Mon propos tendra seulement à proposer à notre méditation commune quelques réflexions sur les rapports entre les droits fondamentaux, les pouvoirs et l’avocat.
Le titre de mon exposé contient l’évocation de cette relation trinitaire. Si l’avocat a pour mission de protéger, c’est nécessairement contre quelqu’un ou contre quelque chose. Et s’il en a l’obligation, c’est que la seule affirmation du caractère fondamental d’un droit ne suffit pas à le rendre sacré, intouchable. Ce rapport trinitaire implique le conflit : dans une société rêvée, les personnes devraient être premières, le pouvoir se bornant à garantir l’exercice de leurs droits et de leurs libertés et à sanctionner au nom du droit les entraves à ces libertés ou les abus commis dans leur exercice.

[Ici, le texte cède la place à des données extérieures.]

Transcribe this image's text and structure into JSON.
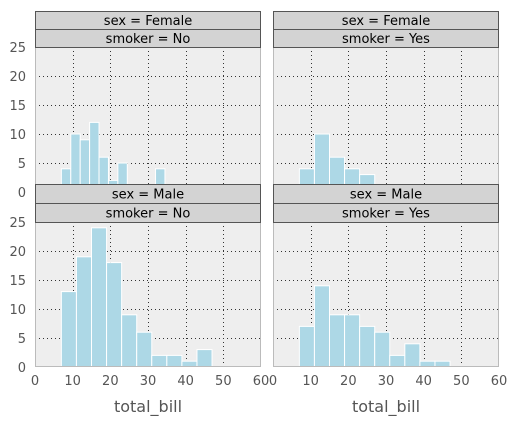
{
  "chart_data": {
    "type": "bar",
    "layout": "facet grid, 2 rows x 2 columns, stacked two-level strip headers",
    "xlabel": "total_bill",
    "xlim": [
      0,
      60
    ],
    "xticks": [
      "0",
      "10",
      "20",
      "30",
      "40",
      "50",
      "60"
    ],
    "ylim": [
      0,
      25
    ],
    "yticks": [
      "0",
      "5",
      "10",
      "15",
      "20",
      "25"
    ],
    "grid": true,
    "colors": {
      "bar_fill": "#add8e6",
      "bar_edge": "#ffffff",
      "panel_bg": "#eeeeee",
      "panel_border": "#bbbbbb",
      "strip_bg": "#d3d3d3",
      "strip_border": "#555555",
      "grid": "#333333",
      "tick_text": "#555555"
    },
    "panels": [
      {
        "strip_top": "sex = Female",
        "strip_bottom": "smoker = No",
        "bins": [
          {
            "x0": 7.0,
            "x1": 9.5,
            "count": 4
          },
          {
            "x0": 9.5,
            "x1": 12.0,
            "count": 10
          },
          {
            "x0": 12.0,
            "x1": 14.5,
            "count": 9
          },
          {
            "x0": 14.5,
            "x1": 17.0,
            "count": 12
          },
          {
            "x0": 17.0,
            "x1": 19.5,
            "count": 6
          },
          {
            "x0": 19.5,
            "x1": 22.0,
            "count": 2
          },
          {
            "x0": 22.0,
            "x1": 24.5,
            "count": 5
          },
          {
            "x0": 24.5,
            "x1": 27.0,
            "count": 1
          },
          {
            "x0": 27.0,
            "x1": 29.5,
            "count": 1
          },
          {
            "x0": 32.0,
            "x1": 34.5,
            "count": 4
          },
          {
            "x0": 34.5,
            "x1": 37.0,
            "count": 1
          }
        ]
      },
      {
        "strip_top": "sex = Female",
        "strip_bottom": "smoker = Yes",
        "bins": [
          {
            "x0": 3.0,
            "x1": 7.0,
            "count": 1
          },
          {
            "x0": 7.0,
            "x1": 11.0,
            "count": 4
          },
          {
            "x0": 11.0,
            "x1": 15.0,
            "count": 10
          },
          {
            "x0": 15.0,
            "x1": 19.0,
            "count": 6
          },
          {
            "x0": 19.0,
            "x1": 23.0,
            "count": 4
          },
          {
            "x0": 23.0,
            "x1": 27.0,
            "count": 3
          },
          {
            "x0": 27.0,
            "x1": 31.0,
            "count": 1
          },
          {
            "x0": 31.0,
            "x1": 35.0,
            "count": 0
          },
          {
            "x0": 35.0,
            "x1": 39.0,
            "count": 0
          },
          {
            "x0": 39.0,
            "x1": 43.0,
            "count": 1
          }
        ]
      },
      {
        "strip_top": "sex = Male",
        "strip_bottom": "smoker = No",
        "bins": [
          {
            "x0": 7.0,
            "x1": 11.0,
            "count": 13
          },
          {
            "x0": 11.0,
            "x1": 15.0,
            "count": 19
          },
          {
            "x0": 15.0,
            "x1": 19.0,
            "count": 24
          },
          {
            "x0": 19.0,
            "x1": 23.0,
            "count": 18
          },
          {
            "x0": 23.0,
            "x1": 27.0,
            "count": 9
          },
          {
            "x0": 27.0,
            "x1": 31.0,
            "count": 6
          },
          {
            "x0": 31.0,
            "x1": 35.0,
            "count": 2
          },
          {
            "x0": 35.0,
            "x1": 39.0,
            "count": 2
          },
          {
            "x0": 39.0,
            "x1": 43.0,
            "count": 1
          },
          {
            "x0": 43.0,
            "x1": 47.0,
            "count": 3
          },
          {
            "x0": 47.0,
            "x1": 51.0,
            "count": 0
          }
        ]
      },
      {
        "strip_top": "sex = Male",
        "strip_bottom": "smoker = Yes",
        "bins": [
          {
            "x0": 7.0,
            "x1": 11.0,
            "count": 7
          },
          {
            "x0": 11.0,
            "x1": 15.0,
            "count": 14
          },
          {
            "x0": 15.0,
            "x1": 19.0,
            "count": 9
          },
          {
            "x0": 19.0,
            "x1": 23.0,
            "count": 9
          },
          {
            "x0": 23.0,
            "x1": 27.0,
            "count": 7
          },
          {
            "x0": 27.0,
            "x1": 31.0,
            "count": 6
          },
          {
            "x0": 31.0,
            "x1": 35.0,
            "count": 2
          },
          {
            "x0": 35.0,
            "x1": 39.0,
            "count": 4
          },
          {
            "x0": 39.0,
            "x1": 43.0,
            "count": 1
          },
          {
            "x0": 43.0,
            "x1": 47.0,
            "count": 1
          }
        ]
      }
    ]
  }
}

L’avocat, dans cette société idéale, serait le garant de ce que les juges respectent la procédure tout en portant vers eux la parole de leurs clients.

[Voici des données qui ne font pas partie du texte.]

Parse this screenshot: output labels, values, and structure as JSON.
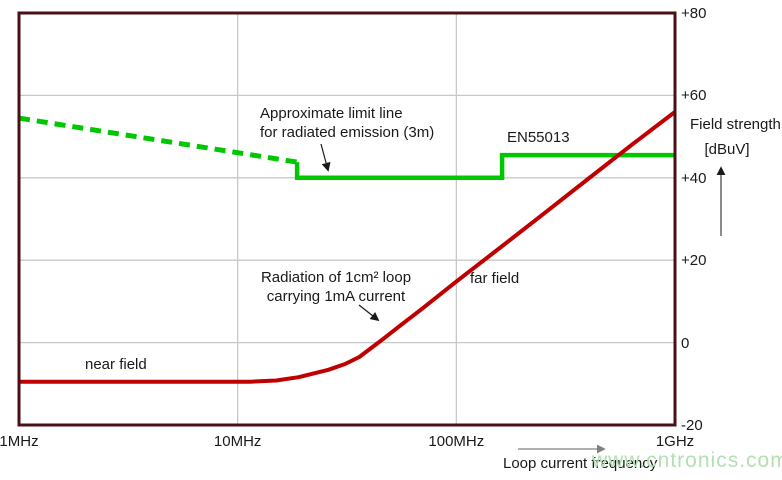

Mais nos sociétés ne sont point idéales. Les droits de la personne se revendiquent contre des pouvoirs souvent plus dévorants que protecteurs (I) ; la justice a beaucoup à faire pour émerger de l’arbitraire (II) ; et l’avocat doit, chaque jour, se poser en gardien du droit et en garant des libertés (III).
I – LE DROIT CONTRE LA FORCE
De l’antiquité grecque jusqu’à 1948, ce sont deux mille cinq cents ans durant lesquels Antigone, en vain, a tenté de tenir tête à Créon (A).
Depuis 1948, Antigone a philosophiquement triomphé de Créon (B).
Pour autant, aucune force universelle n’est encore au service des droits fondamentaux (C).
A – LA LONGUE LUTTE D’ANTIGONE CONTRE CRÉON
Le jour où la petite fille noire, princesse de Thèbes, s’est dressée contre le souverain, son oncle, au nom d’une loi supérieure – celle des dieux – qui, à ses yeux, rendait inique l’ordre du droit positif, un germe destructeur de la tyrannie a été semé au cœur du monde. Il y a constamment grandi.
La récupération du spirituel par les pouvoirs, comme opéré par la monarchie française de droit divin, a tourné court. Tandis que Beccaria invente les droits de l’homme, Voltaire met en lumière la relativité du droit positif.
Il écrit dans le Dictionnaire philosophique : « on peut être coupable en un ou deux points de l’hémisphère et parfaitement innocent dans tout le reste du monde ».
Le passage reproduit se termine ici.